Masayoshi Son has spent years arguing that artificial intelligence will redefine the global economy. With its planned $4 billion acquisition of DigitalBridge, SoftBank is moving that thesis out of speeches and into balance-sheet reality, signaling that the path to advanced AI runs through physical infrastructure as much as software.
The transaction represents a strategic escalation in SoftBank’s AI posture. Instead of concentrating solely on models, applications, or venture exposure, the group is targeting the underlying systems that allow AI to scale data centers, networks, and long-duration capital. In an environment where compute access is becoming a limiting factor, infrastructure ownership is emerging as a competitive differentiator.
That logic sits at the core of SoftBank’s pursuit of Artificial Super Intelligence. Training and operating next-generation AI systems demands more than algorithmic progress; it requires resilient power, dense compute, and financing structures built for global deployment. DigitalBridge’s specialization in managing and expanding digital infrastructure gives SoftBank a practical mechanism to support that ambition.

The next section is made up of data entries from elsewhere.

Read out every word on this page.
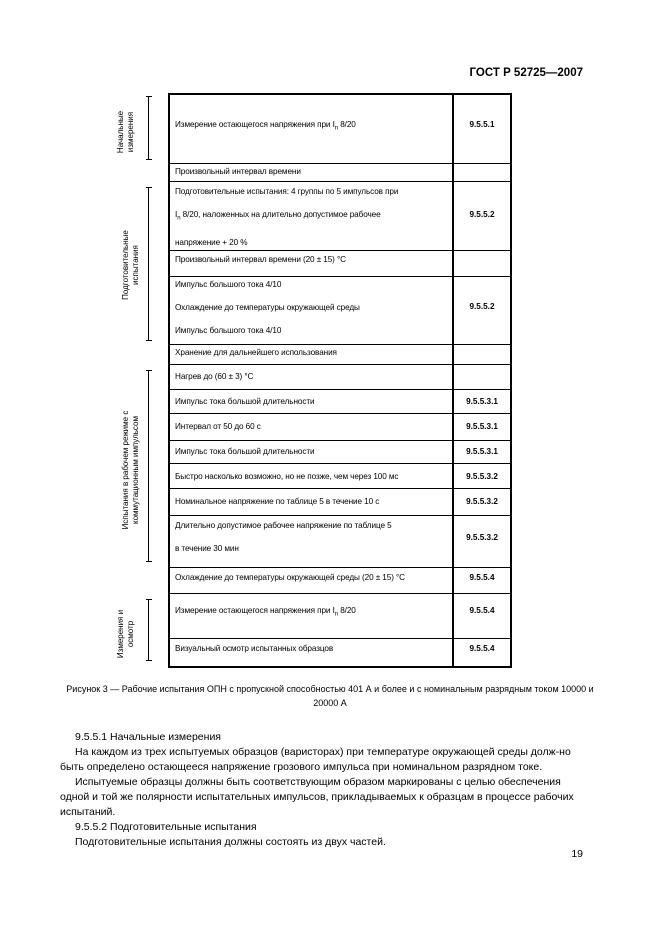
ГОСТ Р 52725—2007
Начальные измерения
Подготовительные испытания
Испытания в рабочем режиме с коммутационным импульсом
Измерения и осмотр
Измерение остающегося напряжения при $I_n$ 8/20	9.5.5.1
Произвольный интервал времени
Подготовительные испытания: 4 группы по 5 импульсов при
$I_n$ 8/20, наложенных на длительно допустимое рабочее
напряжение + 20 %
9.5.5.2
Произвольный интервал времени (20 ± 15) °С
Импульс большого тока 4/10
Охлаждение до температуры окружающей среды
Импульс большого тока 4/10
9.5.5.2
Хранение для дальнейшего использования
Нагрев до (60 ± 3) °С
Импульс тока большой длительности	9.5.5.3.1
Интервал от 50 до 60 с	9.5.5.3.1
Импульс тока большой длительности	9.5.5.3.1
Быстро насколько возможно, но не позже, чем через 100 мс	9.5.5.3.2
Номинальное напряжение по таблице 5 в течение 10 с	9.5.5.3.2
Длительно допустимое рабочее напряжение по таблице 5
в течение 30 мин
9.5.5.3.2
Охлаждение до температуры окружающей среды (20 ± 15) °С	9.5.5.4
Измерение остающегося напряжения при $I_n$ 8/20	9.5.5.4
Визуальный осмотр испытанных образцов	9.5.5.4
Рисунок 3 — Рабочие испытания ОПН с пропускной способностью 401 А и более и с номинальным разрядным током 10000 и 20000 А

9.5.5.1 Начальные измерения

На каждом из трех испытуемых образцов (варисторах) при температуре окружающей среды долж-но быть определено остающееся напряжение грозового импульса при номинальном разрядном токе.

Испытуемые образцы должны быть соответствующим образом маркированы с целью обеспечения одной и той же полярности испытательных импульсов, прикладываемых к образцам в процессе рабочих испытаний.

9.5.5.2 Подготовительные испытания

Подготовительные испытания должны состоять из двух частей.

19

The Acquisition Focuses on AI Infrastructure
DigitalBridge specializes in owning and operating digital infrastructure, including data centers, fiber networks, and cell towers. As a result, the firm adds operational depth to SoftBank’s AI portfolio. With this deal, SoftBank moves closer to managing the full lifecycle of AI infrastructure, from financing to deployment.
At the same time, the acquisition reduces SoftBank’s reliance on third-party operators. By internalizing infrastructure expertise, the company gains more control over where AI workloads run and how data moves across networks. In today’s AI market, that control is becoming a strategic asset.

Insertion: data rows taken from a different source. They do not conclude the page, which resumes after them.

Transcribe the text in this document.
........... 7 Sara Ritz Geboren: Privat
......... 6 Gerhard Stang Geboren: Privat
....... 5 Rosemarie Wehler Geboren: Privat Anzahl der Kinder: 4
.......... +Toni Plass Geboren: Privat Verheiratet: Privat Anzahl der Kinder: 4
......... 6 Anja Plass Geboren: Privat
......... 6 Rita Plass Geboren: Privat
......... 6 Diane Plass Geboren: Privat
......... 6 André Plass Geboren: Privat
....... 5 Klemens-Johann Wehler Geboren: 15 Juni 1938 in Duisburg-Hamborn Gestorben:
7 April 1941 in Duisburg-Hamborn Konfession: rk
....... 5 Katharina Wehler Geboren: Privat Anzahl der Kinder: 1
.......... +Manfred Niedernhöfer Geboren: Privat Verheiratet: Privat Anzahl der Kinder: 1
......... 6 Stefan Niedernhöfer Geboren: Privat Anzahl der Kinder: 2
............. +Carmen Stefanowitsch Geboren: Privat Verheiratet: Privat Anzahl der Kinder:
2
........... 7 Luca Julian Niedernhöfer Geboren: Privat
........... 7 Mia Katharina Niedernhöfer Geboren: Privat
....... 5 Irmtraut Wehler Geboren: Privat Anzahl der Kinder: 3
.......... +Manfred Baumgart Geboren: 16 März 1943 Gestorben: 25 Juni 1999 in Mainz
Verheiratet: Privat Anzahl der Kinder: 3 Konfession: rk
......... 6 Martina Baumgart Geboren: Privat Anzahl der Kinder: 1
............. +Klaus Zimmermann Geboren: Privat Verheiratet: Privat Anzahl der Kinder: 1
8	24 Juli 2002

Part of a Larger AI Infrastructure Bet
This transaction builds on a series of high-profile AI investments. SoftBank’s Project Stargate, a planned $500 billion initiative to develop hyperscale data centers and advanced compute platforms, sits at the center of that strategy. The company has already committed $342 billion to the project over the next four years, despite ongoing execution challenges.
Earlier this year, SoftBank acquired Ampere Computing for $6.5 billion, strengthening its position in Arm-based server processors. Combined with its ownership of Arm Holdings and its investments in Graphcore, OpenAI, and Nvidia, SoftBank is assembling an increasingly integrated AI stack.
Ultimately, the DigitalBridge acquisition reinforces SoftBank’s view that AI leadership will be decided by infrastructure control. Models can be replicated and software evolves quickly. Data centers, networks, and capital structures do not. By moving upstream, SoftBank is positioning itself where competitive advantages tend to last the longest.